My previous blog looked at some of the operational details of TCP SACK, both from a performance and analysis perspective. I noted how packet retransmissions are reduced when the client performs selective acknowledgements but the server performance may still be impacted, lowering the overall throughput. In this second of two parts I’ll comment on how things look from a protocol analyzer perspective.
One of the first things that should have been obvious from the discussion thus far is that analyzers should also be looking at SACK information from the client to determine whether or not retransmissions exist. Unfortunately, most analyzers only look for retransmissions the old fashion way: duplicate TCP sequence numbers. If the packet was dropped prior to your analyzer insertion point into the network, retransmissions go undetected.
One must also be careful when seeing a TCP packet with a lower sequence number than the previous packet. It is not necessarily an out of order packet. This can easily be determined by looking for prior SACK information, which virtually all clients and servers in use today support by default.
Finally, it is of interest to see how efficiently a server is able to process and send the missing segment or segments. The case I referred to in the previous blog showed server delay in segment recovery.
Let’s look at three analyzers in order by name: Observer (Network Instruments), OmniPeek (WildPackets), and Wireshark (the Ethereal replacement spearheaded by CACE).
Note: I tested latest shipping version of each analyzer as of this blog posting. The three I picked are all representative of today’s protocol analysis tools and all have some type of expert system. I ran the same exact trace file (TCP packet loss as discussed in Part 1) through all three analyzers, using the .enc format. The trace was originally captured from the client’s Ethernet, with the remote server located on the other side of a WAN.
Observer reported no TCP events in the expert analsysis summary. Yet in looking at the TCP retrans column at the far right, it did show 32 retransmissions.
Bottom line: With Observer, be sure to examine the retransmission column in the connection details for problematic application/TCP performance. Be careful with the Connection Dynamics feature which identifies the packets as out of order, not as retransmissions like the expert.

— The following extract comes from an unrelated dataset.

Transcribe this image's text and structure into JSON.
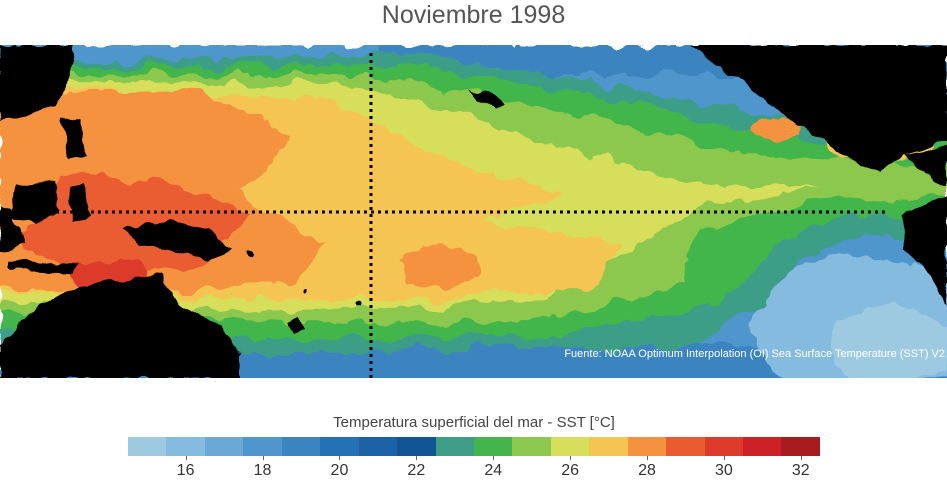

OmniPeek has a unique expert event called “TCP Slow Segment Recovery” as you can see in the screen shot below. Thus, OmniPeek does look at both the SACK information from the client followed by the respective recovered segments sent by the server. The default delay setting is 250 milliseconds. By using a little trick and lowering this to 0 milliseconds, we can catch all recovered segments. Per the screenshot, the number of segments recovered is 30.

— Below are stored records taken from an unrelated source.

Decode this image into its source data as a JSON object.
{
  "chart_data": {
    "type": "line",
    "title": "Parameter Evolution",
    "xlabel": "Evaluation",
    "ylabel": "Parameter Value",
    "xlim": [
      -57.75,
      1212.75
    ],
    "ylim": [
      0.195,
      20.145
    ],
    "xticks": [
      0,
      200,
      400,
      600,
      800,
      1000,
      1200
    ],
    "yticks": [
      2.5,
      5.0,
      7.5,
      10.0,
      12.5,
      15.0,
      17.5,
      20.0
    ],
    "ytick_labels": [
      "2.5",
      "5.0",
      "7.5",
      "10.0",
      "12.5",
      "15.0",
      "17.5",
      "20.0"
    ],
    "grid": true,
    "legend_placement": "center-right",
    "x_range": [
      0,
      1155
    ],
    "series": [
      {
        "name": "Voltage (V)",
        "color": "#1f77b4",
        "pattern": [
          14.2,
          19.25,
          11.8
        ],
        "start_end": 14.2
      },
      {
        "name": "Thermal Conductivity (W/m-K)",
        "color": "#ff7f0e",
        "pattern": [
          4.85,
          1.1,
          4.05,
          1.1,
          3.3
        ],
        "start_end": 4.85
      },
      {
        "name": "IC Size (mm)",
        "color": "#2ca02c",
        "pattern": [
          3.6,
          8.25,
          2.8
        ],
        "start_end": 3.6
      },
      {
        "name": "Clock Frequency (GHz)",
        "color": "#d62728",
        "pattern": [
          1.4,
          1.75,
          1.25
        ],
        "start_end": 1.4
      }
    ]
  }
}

Bottom line: Slow segment recovery may or may not be a problem, but is a strong hint. You need to analyze further to see if it goes with the flow or disrupts the flow. One hint is to look at the max, min, and average throughput reported by the expert.

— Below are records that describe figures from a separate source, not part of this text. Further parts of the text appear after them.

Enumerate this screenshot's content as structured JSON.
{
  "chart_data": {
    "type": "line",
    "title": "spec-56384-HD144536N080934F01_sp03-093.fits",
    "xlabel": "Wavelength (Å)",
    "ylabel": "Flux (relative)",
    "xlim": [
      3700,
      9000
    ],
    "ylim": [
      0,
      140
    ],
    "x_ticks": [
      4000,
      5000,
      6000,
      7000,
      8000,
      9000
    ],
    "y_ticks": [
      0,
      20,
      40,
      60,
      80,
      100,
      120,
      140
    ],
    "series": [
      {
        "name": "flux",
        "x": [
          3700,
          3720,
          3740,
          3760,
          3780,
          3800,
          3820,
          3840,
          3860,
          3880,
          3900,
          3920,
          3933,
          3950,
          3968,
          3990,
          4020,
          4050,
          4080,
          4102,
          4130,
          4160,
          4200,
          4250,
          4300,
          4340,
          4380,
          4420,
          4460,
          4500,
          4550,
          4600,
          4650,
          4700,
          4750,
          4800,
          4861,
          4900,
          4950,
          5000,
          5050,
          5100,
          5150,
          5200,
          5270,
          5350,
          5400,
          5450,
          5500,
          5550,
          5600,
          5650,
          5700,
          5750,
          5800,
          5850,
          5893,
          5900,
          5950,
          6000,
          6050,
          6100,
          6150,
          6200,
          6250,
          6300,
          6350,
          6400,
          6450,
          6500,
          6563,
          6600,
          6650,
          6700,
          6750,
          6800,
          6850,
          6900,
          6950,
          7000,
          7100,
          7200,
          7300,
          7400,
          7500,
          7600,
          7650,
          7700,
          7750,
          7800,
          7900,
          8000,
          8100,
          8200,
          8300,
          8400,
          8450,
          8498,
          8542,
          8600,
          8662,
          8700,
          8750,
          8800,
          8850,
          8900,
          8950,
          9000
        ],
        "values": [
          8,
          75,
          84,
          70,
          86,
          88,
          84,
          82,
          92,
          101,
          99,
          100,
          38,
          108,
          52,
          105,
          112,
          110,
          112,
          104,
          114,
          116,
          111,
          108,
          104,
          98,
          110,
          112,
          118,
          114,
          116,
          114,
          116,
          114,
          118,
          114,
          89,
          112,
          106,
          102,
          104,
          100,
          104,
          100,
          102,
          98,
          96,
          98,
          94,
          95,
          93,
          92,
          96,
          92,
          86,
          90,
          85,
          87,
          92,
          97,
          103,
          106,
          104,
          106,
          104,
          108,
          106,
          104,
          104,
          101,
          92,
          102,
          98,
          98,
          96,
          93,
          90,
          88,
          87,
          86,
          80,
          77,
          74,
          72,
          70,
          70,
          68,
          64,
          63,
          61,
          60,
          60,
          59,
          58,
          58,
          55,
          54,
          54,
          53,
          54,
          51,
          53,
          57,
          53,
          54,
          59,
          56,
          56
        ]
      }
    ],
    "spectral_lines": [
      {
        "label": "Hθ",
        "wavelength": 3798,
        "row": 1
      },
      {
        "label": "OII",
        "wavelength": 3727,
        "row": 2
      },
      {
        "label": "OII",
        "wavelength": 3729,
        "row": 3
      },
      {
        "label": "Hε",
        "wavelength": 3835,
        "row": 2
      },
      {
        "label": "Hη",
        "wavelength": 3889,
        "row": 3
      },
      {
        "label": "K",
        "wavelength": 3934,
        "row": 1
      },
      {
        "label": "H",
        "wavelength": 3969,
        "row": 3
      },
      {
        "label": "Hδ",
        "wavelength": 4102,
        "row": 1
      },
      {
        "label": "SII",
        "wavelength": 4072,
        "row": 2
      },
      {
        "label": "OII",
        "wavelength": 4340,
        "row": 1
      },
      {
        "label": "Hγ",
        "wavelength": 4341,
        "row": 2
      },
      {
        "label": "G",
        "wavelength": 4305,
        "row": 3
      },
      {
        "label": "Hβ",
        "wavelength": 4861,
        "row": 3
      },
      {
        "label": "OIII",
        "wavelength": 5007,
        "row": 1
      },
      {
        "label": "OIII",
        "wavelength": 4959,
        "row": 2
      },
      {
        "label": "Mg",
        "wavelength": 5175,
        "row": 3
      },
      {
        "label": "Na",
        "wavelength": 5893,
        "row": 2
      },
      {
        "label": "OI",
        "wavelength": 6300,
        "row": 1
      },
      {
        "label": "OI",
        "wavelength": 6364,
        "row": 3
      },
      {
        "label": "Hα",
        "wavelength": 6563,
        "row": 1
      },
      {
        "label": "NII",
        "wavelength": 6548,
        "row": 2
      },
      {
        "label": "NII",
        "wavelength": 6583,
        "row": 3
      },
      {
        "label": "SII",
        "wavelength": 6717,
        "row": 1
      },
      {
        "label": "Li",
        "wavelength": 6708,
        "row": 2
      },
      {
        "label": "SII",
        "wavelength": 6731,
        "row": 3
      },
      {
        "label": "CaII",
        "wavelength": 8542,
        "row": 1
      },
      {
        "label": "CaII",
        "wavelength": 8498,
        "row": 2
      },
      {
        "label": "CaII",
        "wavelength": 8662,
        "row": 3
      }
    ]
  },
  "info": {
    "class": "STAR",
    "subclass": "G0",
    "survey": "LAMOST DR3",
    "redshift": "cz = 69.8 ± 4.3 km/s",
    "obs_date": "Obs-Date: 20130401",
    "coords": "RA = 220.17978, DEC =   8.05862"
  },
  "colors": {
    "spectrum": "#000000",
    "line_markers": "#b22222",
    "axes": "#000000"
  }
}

As shown in the next screen shot, the Wireshark expert info correctly ‘Notes' that there are TCP Retransmissions (32 total) and 'Warns' about 'Previous Segment Lost' (30 total). Thus, it took 32 retransmissions to recover 30 segments.
Bottom line: Look prior to the retransmissions to see if SACK is being using. Also, the duplicate ACK’s shown in the screen shot are not really duplicates per se. As packets continue to stream in following a missing segment, the client continues to SACK each segment, incrementing the received block range. Once the missing segment or segments are received, the client resorts back to normal periodic ACKs.
Hopefully I’ve whet your appetite for probing further. TCP Selective ACKs work well in reducing TCP retransmissions but watch out for how efficiently servers handle it. This is but one example of how we can analyze better, smarter, deeper.